Nordvik Bay (Бухта нордвик; Нордвик хомото, Nordvik xomoto) is a gulf in the Laptev Sea in the north of Russia. Lat 73° 45' and long 112°.

Nordvik Bay and most of its surrounding area belongs to the Sakha Republic administrative division of the Russian Federation.

==Geography==
It is located Southeast of the mouth of the Khatanga Gulf, between two small peninsulas. The landspit in the west is the Uryung Tumus Peninsula, where there was formerly a village called Nordvik and an infamous penal colony that lies now deserted. The peninsula in the east is called Nordvik Peninsula, with Cape Paksa at its northern end, and on its eastern side lies the Anabar Bay.

Nordvik Bay is 39 km wide and it has a regular semicircular shape. It is quite shallow, its average depth being around 6 m.
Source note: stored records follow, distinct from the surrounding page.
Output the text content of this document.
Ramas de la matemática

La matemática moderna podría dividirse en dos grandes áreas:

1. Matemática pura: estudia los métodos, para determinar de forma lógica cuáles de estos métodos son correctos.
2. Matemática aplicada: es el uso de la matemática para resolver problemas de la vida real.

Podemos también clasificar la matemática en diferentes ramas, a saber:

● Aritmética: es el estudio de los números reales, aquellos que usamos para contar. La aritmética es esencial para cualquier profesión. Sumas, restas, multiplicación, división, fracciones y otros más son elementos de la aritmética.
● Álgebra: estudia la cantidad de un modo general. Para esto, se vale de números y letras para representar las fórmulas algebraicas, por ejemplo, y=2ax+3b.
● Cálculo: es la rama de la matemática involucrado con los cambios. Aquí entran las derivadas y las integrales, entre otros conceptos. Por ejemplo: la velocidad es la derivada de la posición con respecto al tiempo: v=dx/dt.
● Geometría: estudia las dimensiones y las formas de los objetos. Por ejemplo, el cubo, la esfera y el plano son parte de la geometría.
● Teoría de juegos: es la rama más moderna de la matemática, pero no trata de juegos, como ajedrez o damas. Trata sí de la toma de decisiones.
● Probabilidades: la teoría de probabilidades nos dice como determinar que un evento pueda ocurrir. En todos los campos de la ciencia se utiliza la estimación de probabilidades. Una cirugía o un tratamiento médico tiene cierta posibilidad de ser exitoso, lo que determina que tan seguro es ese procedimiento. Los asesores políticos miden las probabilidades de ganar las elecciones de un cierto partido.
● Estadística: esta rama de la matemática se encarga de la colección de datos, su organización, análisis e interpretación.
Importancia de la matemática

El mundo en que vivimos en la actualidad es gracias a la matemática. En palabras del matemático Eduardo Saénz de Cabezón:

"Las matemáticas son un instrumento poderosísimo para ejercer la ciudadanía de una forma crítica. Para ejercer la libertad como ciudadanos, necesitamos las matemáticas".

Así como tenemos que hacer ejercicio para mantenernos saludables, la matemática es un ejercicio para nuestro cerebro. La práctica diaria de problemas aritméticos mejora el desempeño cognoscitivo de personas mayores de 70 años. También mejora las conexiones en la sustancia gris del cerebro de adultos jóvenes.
It is circled by lowlands and, since the climate in the area is exceptionally severe, with prolonged, bitter winters, Nordvik Bay is covered by ice most of the year.

==History==
The name literally means "North Bay" in Norwegian. It was discovered and named by the Russian Great Northern Expedition in 1739.

During the 1930s this area experienced a limited boom owing to the first icebreaker convoys plying the Northern Sea Route. Tiksi Bay and Mys Schmidta had become airports and Nordvik was "a growing town."